乾いた週末 5(完)

締まった土が、フロントフォークを固く弾いて、リヤショックを叩くように撥ねつける。それでも覚悟を決め、右肩に詰まった力を抜き、意識を集中させて人差し指を手前に引けば・・・フロントフォークはまっすぐに沈み、フロントタイヤを地面に押しつけながら、RMの速度が落ちる。左に車体を倒しこむ瞬間、RGV250Γで峠道を攻めていた感覚が蘇ってきた。立ち上がりでうっすらとすべり出すリヤタイヤ。粘り気のある泥にぶつかりながら、半分くらい地面にめり込んだタイヤが、ほどよくゆるんだ粘土に包み込まれる感覚が、マシンをつかむ手のひらになつかしい。

パドックに帰ると、青ゼッケンをまとう二人が「今日は、グリップ良いね」と、真逆のことを静かに言ってくる。うまいやつには逆らえないけど・・・ワタシには、やっぱり先週のバックストレートの方が気持ちよかった。そのまま受付の周りをうろうろしていると・・・「15分しか撒けないのかぁ」maedaさんが悪戯っ子の笑顔をこちらに向けてきた。その横で、saitoさんもまんざらでもない風だ。レースの前日。だから、今日は昼休みが無い。その12時から15分の間だけ、散水時間が取られていた。もう何ヶ月も、くすんだ山吹色の車体が、うなりを上げてコースを練り歩く姿を見ていない。

ニセmanabuに遅れること4、5秒・・・「パパ、ニセmanabuよりも遅いよ」saitoさんに言われるまでもない。周回タイムを知らされ、その数字は胸につかえたままになる。ならばと、最後の10分は、saitoさんに言われたスネーク二本目の上りを、アウトバンクから立ち上がってみる。バンクと言っても、用意されているのは、ホンの短い距離だけ・・・ホントは十分な距離があるのかもしれないけど、下りで加速しながら向かうには、短く小さすぎる。ここにぶつけて直角に翻すなんて・・・そうそうできるもんじゃない。

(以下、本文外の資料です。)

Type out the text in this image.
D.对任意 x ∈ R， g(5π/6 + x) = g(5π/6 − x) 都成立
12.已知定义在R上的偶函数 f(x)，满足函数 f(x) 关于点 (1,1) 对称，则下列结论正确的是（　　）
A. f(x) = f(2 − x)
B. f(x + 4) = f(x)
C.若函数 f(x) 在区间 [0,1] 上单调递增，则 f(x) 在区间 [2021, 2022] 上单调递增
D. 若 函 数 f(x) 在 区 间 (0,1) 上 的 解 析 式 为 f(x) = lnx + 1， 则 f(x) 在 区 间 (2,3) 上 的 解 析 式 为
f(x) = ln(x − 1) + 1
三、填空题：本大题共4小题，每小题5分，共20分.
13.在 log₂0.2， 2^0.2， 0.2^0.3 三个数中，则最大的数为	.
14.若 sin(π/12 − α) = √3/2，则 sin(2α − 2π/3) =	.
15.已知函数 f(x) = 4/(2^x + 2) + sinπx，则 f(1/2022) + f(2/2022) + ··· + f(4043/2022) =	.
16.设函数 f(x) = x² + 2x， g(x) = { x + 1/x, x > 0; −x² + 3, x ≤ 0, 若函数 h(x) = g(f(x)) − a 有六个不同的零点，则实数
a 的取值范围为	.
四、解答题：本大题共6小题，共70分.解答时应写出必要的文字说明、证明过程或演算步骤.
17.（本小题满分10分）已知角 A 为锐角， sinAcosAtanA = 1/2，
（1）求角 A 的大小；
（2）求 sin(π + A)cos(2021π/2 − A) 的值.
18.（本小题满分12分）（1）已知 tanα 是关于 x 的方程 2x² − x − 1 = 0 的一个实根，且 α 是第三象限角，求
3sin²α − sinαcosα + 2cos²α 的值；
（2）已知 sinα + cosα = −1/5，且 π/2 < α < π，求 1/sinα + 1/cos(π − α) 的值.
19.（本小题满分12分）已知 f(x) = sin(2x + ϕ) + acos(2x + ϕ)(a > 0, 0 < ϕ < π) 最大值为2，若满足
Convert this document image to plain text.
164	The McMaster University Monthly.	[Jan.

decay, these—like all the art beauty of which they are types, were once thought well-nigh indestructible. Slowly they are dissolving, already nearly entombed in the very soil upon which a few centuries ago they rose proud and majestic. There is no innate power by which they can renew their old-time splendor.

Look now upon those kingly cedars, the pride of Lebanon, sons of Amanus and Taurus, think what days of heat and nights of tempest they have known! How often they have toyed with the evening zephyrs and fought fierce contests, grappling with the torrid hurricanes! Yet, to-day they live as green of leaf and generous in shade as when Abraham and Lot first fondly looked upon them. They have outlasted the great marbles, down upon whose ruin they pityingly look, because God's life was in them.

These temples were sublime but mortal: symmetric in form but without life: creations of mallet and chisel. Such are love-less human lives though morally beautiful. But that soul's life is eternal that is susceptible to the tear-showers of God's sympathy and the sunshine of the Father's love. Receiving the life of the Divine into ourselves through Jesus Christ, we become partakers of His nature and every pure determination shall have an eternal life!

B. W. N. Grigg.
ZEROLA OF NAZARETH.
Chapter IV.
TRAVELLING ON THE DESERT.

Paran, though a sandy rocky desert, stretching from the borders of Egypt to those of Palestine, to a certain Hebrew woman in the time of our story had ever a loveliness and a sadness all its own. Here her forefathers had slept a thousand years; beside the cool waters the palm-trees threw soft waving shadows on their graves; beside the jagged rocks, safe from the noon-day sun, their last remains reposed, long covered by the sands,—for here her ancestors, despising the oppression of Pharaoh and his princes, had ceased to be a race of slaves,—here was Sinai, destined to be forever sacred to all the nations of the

「かなり遠回りだから」・・・saitoさんが見立てたとおり、下り坂で加速できなければ、返って遅くなる。コースの中で一番“足を引っ張る”右の鋭角コーナー。これをアウトから華麗に立ち上がれるなら・・・iguchi車に後塵を浴びせることもできるはず。しばらくは師匠に内緒で“コソ練”、手始めに・・・まずは恐怖心の克服からだ!